J'ai eu une ou deux batailles vitales vraies, ça oui, en allant res-caper quelqu'un qui s'était fourvoyé. Et deux fois, j'ai reçu des coups, et le matin quand je me suis réveillée, il y avait la marque (Mère montre son œil droit). Eh bien, dans les deux cas, je sais que c'était en moi, non pas une peur (je n'ai jamais eu peur là), mais parce que je m'y attendais. L'idée que «ça peut bien arriver» et que je m'y attendais a fait que le coup est venu. Je l'ai su d'une façon certaine. Et si j'avais été dans ce que l'on peut appeler mon «état normal», de certitude intérieure, cela n'aurait pas pu me toucher, ça n'aurait pas pu.
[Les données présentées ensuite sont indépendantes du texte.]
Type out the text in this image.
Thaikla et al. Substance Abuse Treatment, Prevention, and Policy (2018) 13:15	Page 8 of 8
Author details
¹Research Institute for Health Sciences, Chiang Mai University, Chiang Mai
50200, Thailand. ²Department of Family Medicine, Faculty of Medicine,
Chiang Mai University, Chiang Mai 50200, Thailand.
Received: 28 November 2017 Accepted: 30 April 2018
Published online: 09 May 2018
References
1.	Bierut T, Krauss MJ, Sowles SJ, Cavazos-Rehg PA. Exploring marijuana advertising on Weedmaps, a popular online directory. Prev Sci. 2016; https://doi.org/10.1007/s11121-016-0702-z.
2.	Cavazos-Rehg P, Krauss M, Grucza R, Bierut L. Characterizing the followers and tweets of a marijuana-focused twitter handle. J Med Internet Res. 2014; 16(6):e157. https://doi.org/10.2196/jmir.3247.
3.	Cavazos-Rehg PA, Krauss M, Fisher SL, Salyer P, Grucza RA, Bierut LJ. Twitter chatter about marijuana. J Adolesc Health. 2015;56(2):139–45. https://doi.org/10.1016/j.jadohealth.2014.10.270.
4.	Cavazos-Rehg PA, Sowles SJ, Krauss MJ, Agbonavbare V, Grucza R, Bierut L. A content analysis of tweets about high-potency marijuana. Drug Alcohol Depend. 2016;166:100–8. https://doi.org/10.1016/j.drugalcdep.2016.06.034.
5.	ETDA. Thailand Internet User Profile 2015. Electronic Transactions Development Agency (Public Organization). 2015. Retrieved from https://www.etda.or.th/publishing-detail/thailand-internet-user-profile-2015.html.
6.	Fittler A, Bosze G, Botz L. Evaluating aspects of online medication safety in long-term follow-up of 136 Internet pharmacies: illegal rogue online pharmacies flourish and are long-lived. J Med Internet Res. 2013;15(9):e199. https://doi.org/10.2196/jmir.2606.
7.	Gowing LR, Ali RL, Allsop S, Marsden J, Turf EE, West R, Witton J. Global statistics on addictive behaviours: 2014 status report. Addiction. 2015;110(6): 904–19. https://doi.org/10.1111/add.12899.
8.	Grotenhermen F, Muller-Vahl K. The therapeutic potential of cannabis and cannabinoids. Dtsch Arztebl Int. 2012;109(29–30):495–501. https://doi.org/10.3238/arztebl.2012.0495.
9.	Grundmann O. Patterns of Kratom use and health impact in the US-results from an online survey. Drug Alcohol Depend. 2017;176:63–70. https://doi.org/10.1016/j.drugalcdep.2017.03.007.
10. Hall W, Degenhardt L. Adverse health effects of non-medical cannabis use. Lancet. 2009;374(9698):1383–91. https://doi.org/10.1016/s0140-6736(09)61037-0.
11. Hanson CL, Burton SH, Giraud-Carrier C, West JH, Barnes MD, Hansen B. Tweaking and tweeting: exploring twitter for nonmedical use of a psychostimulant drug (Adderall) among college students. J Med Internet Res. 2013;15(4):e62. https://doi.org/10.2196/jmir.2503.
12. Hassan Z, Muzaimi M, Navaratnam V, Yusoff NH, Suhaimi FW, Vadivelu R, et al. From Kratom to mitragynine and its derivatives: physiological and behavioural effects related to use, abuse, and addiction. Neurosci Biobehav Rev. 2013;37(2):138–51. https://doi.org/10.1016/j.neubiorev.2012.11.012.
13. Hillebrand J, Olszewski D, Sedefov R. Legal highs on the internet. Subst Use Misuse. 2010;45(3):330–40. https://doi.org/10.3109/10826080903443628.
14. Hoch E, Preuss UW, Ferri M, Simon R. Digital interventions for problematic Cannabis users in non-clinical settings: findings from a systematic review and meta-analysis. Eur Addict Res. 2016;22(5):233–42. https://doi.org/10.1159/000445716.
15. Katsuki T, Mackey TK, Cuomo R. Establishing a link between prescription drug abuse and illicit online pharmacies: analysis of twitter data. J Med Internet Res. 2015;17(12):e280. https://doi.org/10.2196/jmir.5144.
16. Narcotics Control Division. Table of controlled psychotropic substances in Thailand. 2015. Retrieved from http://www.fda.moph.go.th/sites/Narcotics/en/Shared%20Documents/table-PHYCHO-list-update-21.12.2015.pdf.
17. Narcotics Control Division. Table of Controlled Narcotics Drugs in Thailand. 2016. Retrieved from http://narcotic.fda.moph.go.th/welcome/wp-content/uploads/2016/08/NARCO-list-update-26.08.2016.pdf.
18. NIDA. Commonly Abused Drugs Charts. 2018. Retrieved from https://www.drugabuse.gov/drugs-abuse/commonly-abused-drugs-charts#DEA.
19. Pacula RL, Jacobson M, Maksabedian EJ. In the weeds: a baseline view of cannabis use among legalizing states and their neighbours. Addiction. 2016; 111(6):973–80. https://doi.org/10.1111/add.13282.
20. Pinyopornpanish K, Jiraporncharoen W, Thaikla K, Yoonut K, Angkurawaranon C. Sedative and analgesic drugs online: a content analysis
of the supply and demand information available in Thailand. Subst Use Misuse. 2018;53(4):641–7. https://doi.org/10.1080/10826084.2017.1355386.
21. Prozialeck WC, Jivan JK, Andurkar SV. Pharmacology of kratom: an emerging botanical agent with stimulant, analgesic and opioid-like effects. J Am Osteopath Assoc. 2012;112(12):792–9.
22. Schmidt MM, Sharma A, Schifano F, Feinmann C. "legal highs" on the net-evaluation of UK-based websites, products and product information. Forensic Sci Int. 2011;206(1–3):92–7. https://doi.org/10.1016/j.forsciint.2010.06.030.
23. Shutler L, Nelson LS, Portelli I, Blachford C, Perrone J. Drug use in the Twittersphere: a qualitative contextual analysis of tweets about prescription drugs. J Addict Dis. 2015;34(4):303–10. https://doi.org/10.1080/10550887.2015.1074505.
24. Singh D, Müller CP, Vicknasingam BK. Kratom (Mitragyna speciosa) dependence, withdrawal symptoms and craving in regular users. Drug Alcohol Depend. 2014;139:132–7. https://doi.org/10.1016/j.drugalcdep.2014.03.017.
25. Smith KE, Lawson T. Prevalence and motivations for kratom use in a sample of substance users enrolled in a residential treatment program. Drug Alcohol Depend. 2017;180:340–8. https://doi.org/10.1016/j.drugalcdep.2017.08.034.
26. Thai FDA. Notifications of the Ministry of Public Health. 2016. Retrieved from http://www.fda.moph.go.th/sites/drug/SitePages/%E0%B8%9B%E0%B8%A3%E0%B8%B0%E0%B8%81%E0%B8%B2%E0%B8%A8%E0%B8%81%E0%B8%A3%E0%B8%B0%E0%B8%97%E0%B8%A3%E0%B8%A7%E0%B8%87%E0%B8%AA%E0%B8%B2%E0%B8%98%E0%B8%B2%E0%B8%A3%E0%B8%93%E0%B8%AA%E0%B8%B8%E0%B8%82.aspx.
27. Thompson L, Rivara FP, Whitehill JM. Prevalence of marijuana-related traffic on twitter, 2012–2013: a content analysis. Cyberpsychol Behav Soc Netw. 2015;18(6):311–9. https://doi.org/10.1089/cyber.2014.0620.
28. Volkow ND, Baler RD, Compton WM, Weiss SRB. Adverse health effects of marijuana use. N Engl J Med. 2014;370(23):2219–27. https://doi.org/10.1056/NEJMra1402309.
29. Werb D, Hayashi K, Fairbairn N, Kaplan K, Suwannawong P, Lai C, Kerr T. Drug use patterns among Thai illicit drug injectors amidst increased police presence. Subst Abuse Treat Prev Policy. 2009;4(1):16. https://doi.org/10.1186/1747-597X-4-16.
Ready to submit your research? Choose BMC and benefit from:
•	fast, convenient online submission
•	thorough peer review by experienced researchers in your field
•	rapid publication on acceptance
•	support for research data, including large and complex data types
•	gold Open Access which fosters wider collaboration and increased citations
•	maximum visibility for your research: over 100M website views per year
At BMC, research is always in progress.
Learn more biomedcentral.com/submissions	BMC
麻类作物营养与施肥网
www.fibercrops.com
Et j'avais eu cette appréhension parce que Mme Théon avait perdu un œil dans une bataille vitale et qu'elle me l'avait dit, et alors (riant) cela m'a donné l'idée que c'était possible puisque ça lui était arrivé!... Mais quand je suis dans mon état (je ne peux même pas dire cela, ce n'est pas «personnel»: c'est une manière d'être), quand on a la vraie manière d'être, quand on est un être conscient et que l'on a la vraie manière d'être, ça ne PEUT PAS vous toucher.

C'est comme l'expérience de rencontrer un ennemi et de vouloir le frapper et puis les coups ne portent pas et tout ce que vous faites n'a pas d'effet – c'est toujours subjectif. J'ai eu toutes les preuves, toutes les preuves.
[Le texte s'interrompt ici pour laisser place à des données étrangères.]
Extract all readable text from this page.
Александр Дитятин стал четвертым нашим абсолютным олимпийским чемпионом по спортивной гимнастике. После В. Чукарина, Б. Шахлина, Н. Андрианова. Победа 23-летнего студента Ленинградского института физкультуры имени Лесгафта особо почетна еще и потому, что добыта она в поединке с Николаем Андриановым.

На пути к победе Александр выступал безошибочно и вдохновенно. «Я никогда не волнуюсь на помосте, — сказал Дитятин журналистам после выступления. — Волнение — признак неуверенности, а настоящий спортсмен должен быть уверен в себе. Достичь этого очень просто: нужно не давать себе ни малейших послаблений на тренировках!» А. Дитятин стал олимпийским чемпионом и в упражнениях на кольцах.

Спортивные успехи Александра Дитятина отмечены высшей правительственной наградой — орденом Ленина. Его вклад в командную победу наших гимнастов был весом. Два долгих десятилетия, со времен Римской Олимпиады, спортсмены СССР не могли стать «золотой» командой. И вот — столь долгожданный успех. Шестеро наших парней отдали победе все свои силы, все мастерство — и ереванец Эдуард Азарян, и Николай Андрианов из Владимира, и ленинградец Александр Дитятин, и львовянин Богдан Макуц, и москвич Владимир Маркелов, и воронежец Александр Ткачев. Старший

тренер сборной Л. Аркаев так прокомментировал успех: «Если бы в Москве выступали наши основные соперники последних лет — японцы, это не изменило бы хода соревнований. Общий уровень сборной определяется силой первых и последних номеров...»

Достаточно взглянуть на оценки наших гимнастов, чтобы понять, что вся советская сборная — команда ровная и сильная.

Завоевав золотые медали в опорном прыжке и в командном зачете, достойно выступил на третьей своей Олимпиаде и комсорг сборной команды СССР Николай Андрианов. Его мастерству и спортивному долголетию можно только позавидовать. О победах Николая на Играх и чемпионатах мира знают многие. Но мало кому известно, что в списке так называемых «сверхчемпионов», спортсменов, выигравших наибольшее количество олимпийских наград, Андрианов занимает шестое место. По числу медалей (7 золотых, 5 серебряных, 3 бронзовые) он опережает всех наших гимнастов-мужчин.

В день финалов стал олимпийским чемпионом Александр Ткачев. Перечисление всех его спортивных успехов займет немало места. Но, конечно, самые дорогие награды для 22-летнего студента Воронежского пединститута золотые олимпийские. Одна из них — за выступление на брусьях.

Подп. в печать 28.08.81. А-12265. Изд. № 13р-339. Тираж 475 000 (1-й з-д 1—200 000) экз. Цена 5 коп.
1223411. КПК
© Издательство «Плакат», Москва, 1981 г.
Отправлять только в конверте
Mais alors, qu'est-ce qui est objectif?

Il y a des mondes, il y a des êtres, il y a des pouvoirs, ils ont leur existence propre, mais ce que je veux dire, c'est que les relations avec la conscience humaine dépendent de cette conscience humaine pour la forme qu'elles prennent.

C'est comme avec les dieux, mon petit, c'est la même chose! Tous ces êtres du Surmental, tous ces dieux, la relation avec eux, la forme de ces relations, dépend de la conscience humaine. Vous pouvez être... On a écrit: «L'homme est un bétail pour les dieux» – mais si l'homme accepte d'être un bétail. Il y a dans l'essence de la nature humaine une souveraineté sur toutes ces choses, qui est spontanée et naturelle, quand elle n'est pas faussée par un certain nombre d'idées et de soi-disant connaissances.

On pourrait dire que l'homme est le maître tout-puissant de tous les états d'être de sa nature, mais qu'il a oublié de l'être.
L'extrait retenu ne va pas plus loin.